Chris Wolston: Profile in Ecstasy, a major exhibition of work by American artist and designer Chris Wolston, organized by guest curator Glenn Adamson. Based between New York and Medellín, Colombia, Wolston is recognized for his vibrant and conceptually rigorous practice, which spans furniture, lighting, installation, and sculpture. His work blends traditional techniques and materials with a wry, contemporary realism, resulting in a wholly original postmodern aesthetic infused with material fluency and environmental urgency.
Wolston’s interest in non-Western art-making traditions began at the Kokrobitey Institute in Accra, Ghana, and continued through his studies at the Rhode Island School of Design, where he earned his BFA in 2009. In 2010, he was awarded a Fulbright fellowship to study pre-Columbian ceramics in Colombia, a formative experience that led him to open a second studio in Medellín. There, he continues to collaborate with local artisans alongside his husband, filmmaker David Sierra.
Ecstasy, as curator Glenn Adamson observes, is a peculiar and provocative word—referring at once to a drug, to transcendent religious experience, and, etymologically, to being “out of oneself.” It is an unexpected but fitting lens through which to view Wolston’s work, which expands design beyond the physical into the imaginative, expressive, and even ecstatic. Installed at Dallas Contemporary across four catwalks reminiscent of a fashion show or drag ball, Wolston’s pieces are accompanied by Sierra’s video works, which provide a pulsing soundtrack of movement and light. At the center of the exhibition stands a radiant portrait of pop icon Grace Jones, envisioned as an illuminated fountain rippling with water.

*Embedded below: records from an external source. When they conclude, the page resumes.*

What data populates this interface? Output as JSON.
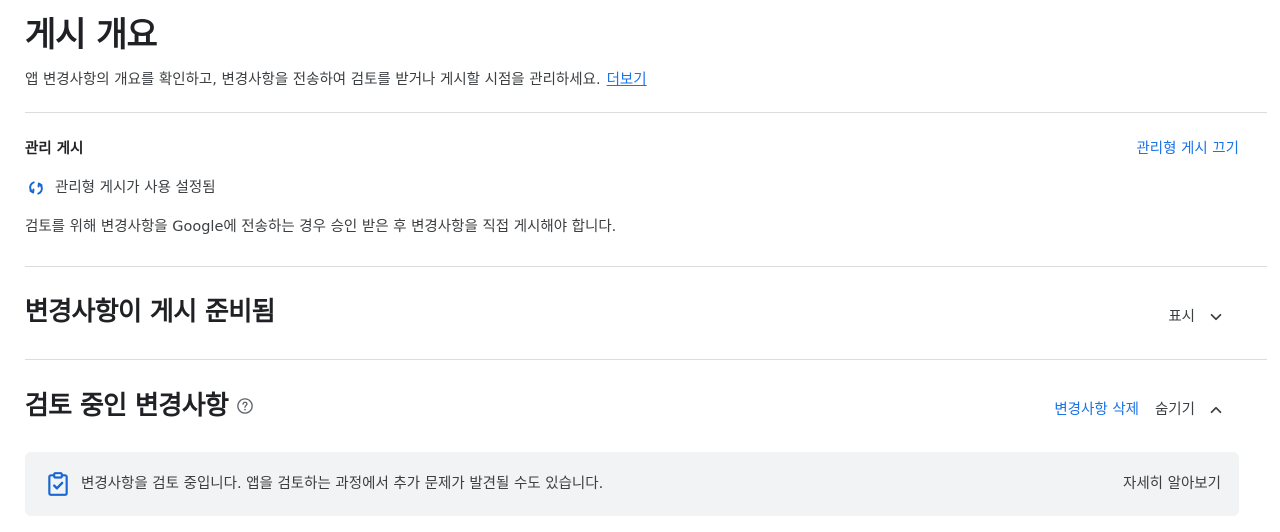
{
  "header": {
    "title": "게시 개요",
    "description": "앱 변경사항의 개요를 확인하고, 변경사항을 전송하여 검토를 받거나 게시할 시점을 관리하세요.",
    "learn_more_link": "더보기"
  },
  "managed_publishing": {
    "title": "관리 게시",
    "turn_off_link": "관리형 게시 끄기",
    "status_text": "관리형 게시가 사용 설정됨",
    "status_icon": "sync-icon",
    "note": "검토를 위해 변경사항을 Google에 전송하는 경우 승인 받은 후 변경사항을 직접 게시해야 합니다."
  },
  "ready_section": {
    "title": "변경사항이 게시 준비됨",
    "toggle_label": "표시",
    "toggle_icon": "chevron-down-icon"
  },
  "review_section": {
    "title": "검토 중인 변경사항",
    "help_icon": "help-icon",
    "delete_link": "변경사항 삭제",
    "toggle_label": "숨기기",
    "toggle_icon": "chevron-up-icon"
  },
  "review_banner": {
    "icon": "clipboard-check-icon",
    "text": "변경사항을 검토 중입니다. 앱을 검토하는 과정에서 추가 문제가 발견될 수도 있습니다.",
    "learn_more_link": "자세히 알아보기"
  },
  "colors": {
    "link": "#1a73e8",
    "icon_blue": "#1967d2",
    "divider": "#dadce0",
    "banner_bg": "#f1f3f4"
  }
}
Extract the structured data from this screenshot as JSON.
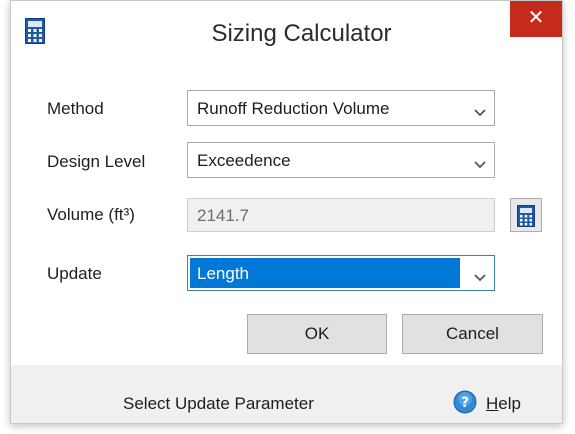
{
  "window": {
    "title": "Sizing Calculator",
    "title_icon": "calculator-icon",
    "close_glyph": "✕",
    "close_color": "#c42b1c"
  },
  "form": {
    "method": {
      "label": "Method",
      "value": "Runoff Reduction Volume"
    },
    "design_level": {
      "label": "Design Level",
      "value": "Exceedence"
    },
    "volume": {
      "label": "Volume (ft³)",
      "value": "2141.7",
      "button_icon": "calculator-icon"
    },
    "update": {
      "label": "Update",
      "value": "Length",
      "highlight_color": "#0078d7"
    }
  },
  "buttons": {
    "ok": "OK",
    "cancel": "Cancel"
  },
  "footer": {
    "status": "Select Update Parameter",
    "help_underlined": "H",
    "help_rest": "elp",
    "help_icon": "help-icon"
  }
}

Wolston makes design perform in unique ways, transforming function into fantasy, utility into expression. The body is a recurring motif in his work, as are the natural surroundings of Colombia. His practice is materially diverse: woven rattan furniture that reimagines figural sculpture while sustaining artisan economies; monumental terracotta forms carved from blocks of clay and fired to an earthy permanence; lightweight aluminum pieces cast from foam and anodized in reflective, iridescent hues; bronze furniture treated with rainbow patinas, the surface animated by torch flame like a painter’s brush; and handwoven carpets produced at an atelier in Marrakech, based on warped calla lily motifs interpreted freely by individual weavers, each rug alive with improvisation and energy.
In Profile in Ecstasy, these elements coalesce into a richly layered environment where design becomes a vehicle for imagination, queer desire, and material transformation. The exhibition revels in the wild, seductive force of nature and the body, drawing equally on Art Nouveau, pre-Columbian symbolism, and architectural excess.
As a non-collecting institution dedicated to presenting the most compelling art of our time, Dallas Contemporary provides the ideal platform for Wolston’s experimental practice. His work aligns seamlessly with the museum’s mission to engage audiences with interdisciplinary art that challenges conventions and invites new ways of seeing. In this spirit, the exhibition transforms the galleries into a space of wonder and confrontation, where beauty, history, and design collide.